Lest one forgets, this September had quite a few reminders of what that strengthening could entail. Besides the attack on the 13th in Matanai that killed 5, on the 16th a suicide bombing in Dir claimed 27 lives, on the 19th another 8 were killed in Karachi, and on the same day 6 died in an attack on CD shops in Peshawar, and if that was not enough, then on the 20th they lined up 26 Shias in Mastung and gunned them down; and then ambushed two more who were on their way to the scene of the massacre. A sum total of 74 Pakistanis killed in 7 days for the “crimes” of working for the Government, listening to music and being Shia.

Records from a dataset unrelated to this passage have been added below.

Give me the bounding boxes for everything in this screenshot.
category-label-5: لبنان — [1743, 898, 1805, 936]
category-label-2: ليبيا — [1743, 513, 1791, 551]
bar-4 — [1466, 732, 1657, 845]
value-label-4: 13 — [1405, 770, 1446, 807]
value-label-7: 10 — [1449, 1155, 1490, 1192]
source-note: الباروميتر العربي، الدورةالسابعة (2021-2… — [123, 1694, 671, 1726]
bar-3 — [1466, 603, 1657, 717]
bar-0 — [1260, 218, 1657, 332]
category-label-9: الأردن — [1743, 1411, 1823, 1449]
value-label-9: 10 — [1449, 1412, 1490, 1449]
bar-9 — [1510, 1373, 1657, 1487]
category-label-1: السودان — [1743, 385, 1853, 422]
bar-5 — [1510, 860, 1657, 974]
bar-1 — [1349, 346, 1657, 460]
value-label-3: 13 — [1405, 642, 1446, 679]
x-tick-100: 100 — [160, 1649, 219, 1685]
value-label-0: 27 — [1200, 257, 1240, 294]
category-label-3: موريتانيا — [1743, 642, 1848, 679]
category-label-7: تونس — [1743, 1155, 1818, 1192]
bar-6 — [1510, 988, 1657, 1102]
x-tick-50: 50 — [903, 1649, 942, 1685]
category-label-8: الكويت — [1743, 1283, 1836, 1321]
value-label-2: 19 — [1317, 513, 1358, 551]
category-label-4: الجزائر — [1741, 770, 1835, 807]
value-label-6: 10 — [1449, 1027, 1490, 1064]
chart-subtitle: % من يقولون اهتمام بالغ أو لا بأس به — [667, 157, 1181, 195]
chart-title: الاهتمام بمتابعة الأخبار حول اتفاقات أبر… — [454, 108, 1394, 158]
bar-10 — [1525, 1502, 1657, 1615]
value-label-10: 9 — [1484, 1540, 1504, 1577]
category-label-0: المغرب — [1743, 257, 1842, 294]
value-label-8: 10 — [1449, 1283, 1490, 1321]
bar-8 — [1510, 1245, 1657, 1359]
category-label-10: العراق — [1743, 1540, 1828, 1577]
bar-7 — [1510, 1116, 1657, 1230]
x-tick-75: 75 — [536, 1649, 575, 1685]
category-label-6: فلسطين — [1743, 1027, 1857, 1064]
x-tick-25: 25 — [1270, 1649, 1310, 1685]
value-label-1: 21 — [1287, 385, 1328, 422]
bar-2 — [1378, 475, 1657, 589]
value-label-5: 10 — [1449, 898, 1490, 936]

The underlying motivation for this violence is ideological, and this ideology is not likely to change whether the United States leaves Afghanistan tomorrow or doesn’t in the next ten years. It is also an ideology that declares a majority of us Pakistanis i.e. the Barelvis and the Shias to be Wajib Ul Qatal (dead men walking), and legitimizes the destructions of schools, shrines, Imam Bargahs and mosques. With the Quetta Shura and the Haqqani Network espousing the same ideology, their strengthening in Afghanistan should raise alarm bells for anyone concerned about Pakistan’s security interests.
If the potential “resentment” of Pakistani Pashtuns weighed heavily on the minds of our FPE, then the safety of the same Pakistanis should have had an even bigger impact, an impact that is certainly not evident in the conclusions to this report. For this reason, the Foreign Policy Elites need to reconsider their definition of Pakistan’s national interest. It is recommended however that before doing so, this group puts itself in the shoes of the parents of Matanai, it is very likely that the word “pragmatism” might have a different meaning then.
A slightly edited version appeared in The News on the 30th of September, 2011.